NEW YORK (Reuters) - Oil companies ultimately recover their costs of complying with the U.S. biofuels program, according to an Environmental Protection Agency (EPA) analysis that marks the regulator’s clearest challenge yet to a key criticism of the policy.
The report, written in May but released this week to back up a recent proposal for use requirements, is significant for both its detail and its timing.
The conclusion was based on the first in-depth public analysis of the historic run-up in prices of Renewable Identification Number (RIN) credits in 2013 and its impact on oil companies and consumers and will likely stir the debate over the long-awaited quotas for biofuels use in the nation’s motor fuel supply.
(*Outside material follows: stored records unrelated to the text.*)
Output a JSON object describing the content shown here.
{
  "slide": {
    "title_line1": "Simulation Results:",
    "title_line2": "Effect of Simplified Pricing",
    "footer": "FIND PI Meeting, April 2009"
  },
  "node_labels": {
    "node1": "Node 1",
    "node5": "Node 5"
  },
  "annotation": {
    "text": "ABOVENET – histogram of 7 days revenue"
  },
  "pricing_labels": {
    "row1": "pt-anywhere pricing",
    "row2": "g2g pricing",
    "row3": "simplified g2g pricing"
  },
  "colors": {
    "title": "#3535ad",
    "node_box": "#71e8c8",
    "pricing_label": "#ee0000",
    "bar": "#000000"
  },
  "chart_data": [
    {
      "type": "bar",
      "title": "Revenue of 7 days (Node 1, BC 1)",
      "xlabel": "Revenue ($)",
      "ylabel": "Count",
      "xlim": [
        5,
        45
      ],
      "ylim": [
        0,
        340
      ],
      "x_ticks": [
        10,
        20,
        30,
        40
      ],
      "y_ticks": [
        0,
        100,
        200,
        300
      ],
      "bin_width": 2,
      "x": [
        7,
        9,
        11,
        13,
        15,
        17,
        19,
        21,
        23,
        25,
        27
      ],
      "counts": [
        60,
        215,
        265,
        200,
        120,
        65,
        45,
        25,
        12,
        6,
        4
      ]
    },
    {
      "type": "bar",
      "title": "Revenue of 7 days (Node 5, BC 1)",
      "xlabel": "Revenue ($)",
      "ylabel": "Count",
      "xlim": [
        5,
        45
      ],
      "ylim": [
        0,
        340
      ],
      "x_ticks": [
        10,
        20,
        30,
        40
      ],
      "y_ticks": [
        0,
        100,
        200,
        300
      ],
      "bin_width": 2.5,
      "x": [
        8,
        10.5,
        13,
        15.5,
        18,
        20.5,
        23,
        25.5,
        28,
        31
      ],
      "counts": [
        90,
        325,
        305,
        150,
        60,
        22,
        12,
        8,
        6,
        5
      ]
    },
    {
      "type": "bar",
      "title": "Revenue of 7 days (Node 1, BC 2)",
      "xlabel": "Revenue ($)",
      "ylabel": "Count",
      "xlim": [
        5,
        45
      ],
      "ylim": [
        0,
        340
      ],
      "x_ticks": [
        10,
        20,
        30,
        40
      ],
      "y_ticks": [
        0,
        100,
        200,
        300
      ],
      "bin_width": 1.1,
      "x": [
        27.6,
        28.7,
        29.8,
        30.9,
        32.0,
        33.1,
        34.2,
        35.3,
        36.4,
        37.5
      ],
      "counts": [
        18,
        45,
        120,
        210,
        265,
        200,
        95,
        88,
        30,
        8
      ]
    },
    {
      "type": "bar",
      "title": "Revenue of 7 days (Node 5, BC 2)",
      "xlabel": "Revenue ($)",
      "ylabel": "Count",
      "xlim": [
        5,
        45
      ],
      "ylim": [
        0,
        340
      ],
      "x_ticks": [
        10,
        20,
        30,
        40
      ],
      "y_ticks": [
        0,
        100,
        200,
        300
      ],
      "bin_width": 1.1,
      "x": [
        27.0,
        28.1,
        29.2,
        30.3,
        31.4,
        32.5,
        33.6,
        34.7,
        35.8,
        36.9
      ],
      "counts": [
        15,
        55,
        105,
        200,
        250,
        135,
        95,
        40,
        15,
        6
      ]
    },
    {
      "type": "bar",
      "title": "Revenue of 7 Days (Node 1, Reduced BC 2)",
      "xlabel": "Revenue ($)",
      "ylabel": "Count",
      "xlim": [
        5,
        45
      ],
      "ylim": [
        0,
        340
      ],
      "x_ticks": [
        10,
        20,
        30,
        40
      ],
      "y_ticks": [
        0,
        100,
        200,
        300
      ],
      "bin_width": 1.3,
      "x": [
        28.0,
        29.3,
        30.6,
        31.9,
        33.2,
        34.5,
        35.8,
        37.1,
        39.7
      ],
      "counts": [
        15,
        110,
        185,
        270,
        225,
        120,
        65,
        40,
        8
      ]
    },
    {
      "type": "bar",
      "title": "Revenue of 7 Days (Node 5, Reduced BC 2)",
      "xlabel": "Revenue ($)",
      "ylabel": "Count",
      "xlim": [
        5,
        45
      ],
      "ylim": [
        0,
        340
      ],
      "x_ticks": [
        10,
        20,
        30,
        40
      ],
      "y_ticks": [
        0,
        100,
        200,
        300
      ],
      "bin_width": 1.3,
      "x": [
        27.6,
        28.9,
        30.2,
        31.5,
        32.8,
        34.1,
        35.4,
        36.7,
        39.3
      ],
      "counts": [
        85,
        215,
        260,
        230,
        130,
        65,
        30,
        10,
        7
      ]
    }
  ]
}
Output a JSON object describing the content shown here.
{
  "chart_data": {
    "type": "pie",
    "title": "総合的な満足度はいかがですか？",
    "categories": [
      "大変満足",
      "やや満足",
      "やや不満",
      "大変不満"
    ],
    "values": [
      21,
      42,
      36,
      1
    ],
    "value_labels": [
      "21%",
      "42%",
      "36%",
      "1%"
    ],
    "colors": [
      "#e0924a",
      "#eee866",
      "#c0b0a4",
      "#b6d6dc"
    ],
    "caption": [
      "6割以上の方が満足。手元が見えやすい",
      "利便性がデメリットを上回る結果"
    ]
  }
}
It also comes a week before a Senate committee will grill EPA senior official Janet McCabe about a proposal for biofuels use unveiled at the end of last month and the EPA’s oversight of the renewable fuel standards (RSS) program.
Oil companies need the credits, which are generated any time fuel companies blend a gallon of ethanol into gasoline, to prove they are complying with government mandates for biofuels use.
The influential oil lobby has protested that the surge in RIN prices two years ago hurt profits and would be passed along to consumers.
In its report, the EPA said that the volatile ethanol RIN market does not cause higher retail fuel prices nor hurt consumers at the pump, ultimately supporting a key argument of biofuels supporters.
Further, oil refiners “generally recover these costs in the prices of their petroleum blendstocks,” the EPA said.
The study bolsters the U.S. farm lobby’s case for higher corn-based ethanol use, Geoff Cooper, an economist with the Renewable Fuel Association, which represents ethanol producers, said in a conference call on Thursday.
“That’s something we’ve been arguing” for years, he said.
Refiners spent at least $1 billion last year on the credits, according to public filings analyzed by Reuters. In 2013, the bill was even higher at $1.35 billion after ethanol credit prices surged to as high as $1.45 each.
Ethanol RINs prices have plunged by a third to 45 cents each after the EPA proposed on May 29 cutting the ethanol requirements more than many expected.
Oil advocates questioned the analysis and said there could be a RINS shortage next year.
“If you can’t get enough you can’t sell fuel,” said Brendan Williams of the American Fuel & Petrochemical Manufacturers.